The government betrays its core duty: protecting law-abiding citizens and their hard-earned labor. By handing those fruits to the unscrupulous, it forces the middle class to pay twice—first in crushing taxes, then in degraded services and a crumbling quality of life.

As government swells, it becomes more self-serving. San Francisco spends over $100,000 per homeless person annually on "eradicating homelessness"—with almost nothing to show. Why would a shady network of nonprofits solve the problem when the cash stops flowing if they succeed?

Dozens of California public employees have been charged with fraud or embezzlement since 2024. Even the governor’s own chief of staff faced corruption charges—then walked away with a $50,000 payout for unused vacation time after resigning.

Most revealing? The state’s response. Instead of fighting fraud, lawmakers want to hide it. One proposal, the "Stop Nick Shirley Act," would let fraudsters conceal their identities while criminalizing exposure. Another would raise the felony welfare fraud threshold from $950 to $25,000—effectively decriminalizing theft.

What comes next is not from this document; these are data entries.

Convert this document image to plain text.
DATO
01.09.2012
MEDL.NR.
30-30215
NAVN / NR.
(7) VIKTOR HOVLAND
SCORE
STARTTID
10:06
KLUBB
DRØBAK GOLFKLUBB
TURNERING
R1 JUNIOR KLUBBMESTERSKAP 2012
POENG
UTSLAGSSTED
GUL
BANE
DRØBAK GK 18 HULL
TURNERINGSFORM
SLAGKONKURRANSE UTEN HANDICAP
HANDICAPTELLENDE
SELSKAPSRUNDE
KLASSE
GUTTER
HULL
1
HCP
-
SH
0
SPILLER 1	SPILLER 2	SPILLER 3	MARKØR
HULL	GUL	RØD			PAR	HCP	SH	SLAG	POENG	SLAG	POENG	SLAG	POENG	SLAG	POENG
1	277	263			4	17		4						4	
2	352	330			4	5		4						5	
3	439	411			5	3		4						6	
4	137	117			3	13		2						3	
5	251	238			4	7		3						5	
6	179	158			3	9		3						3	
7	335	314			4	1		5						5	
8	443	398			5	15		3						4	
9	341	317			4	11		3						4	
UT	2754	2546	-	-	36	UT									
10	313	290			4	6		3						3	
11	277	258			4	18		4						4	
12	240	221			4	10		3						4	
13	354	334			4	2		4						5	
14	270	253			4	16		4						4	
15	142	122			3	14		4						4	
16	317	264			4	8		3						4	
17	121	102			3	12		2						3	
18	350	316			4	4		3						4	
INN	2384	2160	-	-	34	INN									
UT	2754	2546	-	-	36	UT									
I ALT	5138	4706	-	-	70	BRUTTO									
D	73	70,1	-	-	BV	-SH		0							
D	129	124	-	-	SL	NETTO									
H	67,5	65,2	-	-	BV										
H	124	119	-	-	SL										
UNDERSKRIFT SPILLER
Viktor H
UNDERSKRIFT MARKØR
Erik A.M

Whose side are they on? Not the taxpayer. Not even the needy. Even with zero fraud, these schemes only subsidize poverty—they never lift anyone out. Wisconsin faced the same problem in 1996. They required work, linked benefits to job placements, and created incentives for the bureaucracy to reduce dependency. It worked because it respected human nature and rewarded hard work.

Thomas Jefferson warned of a government "wasting the labors of the people under the pretense of taking care of them." That’s California. But it’s never too late to change. The state can do more by doing less: shrink welfare, let taxpayers keep their money, and foster the virtues that sustain a republic.

We won’t hold our breath. But for the rest of America, California’s nightmare is our choice. We can learn from it—or repeat it nationwide.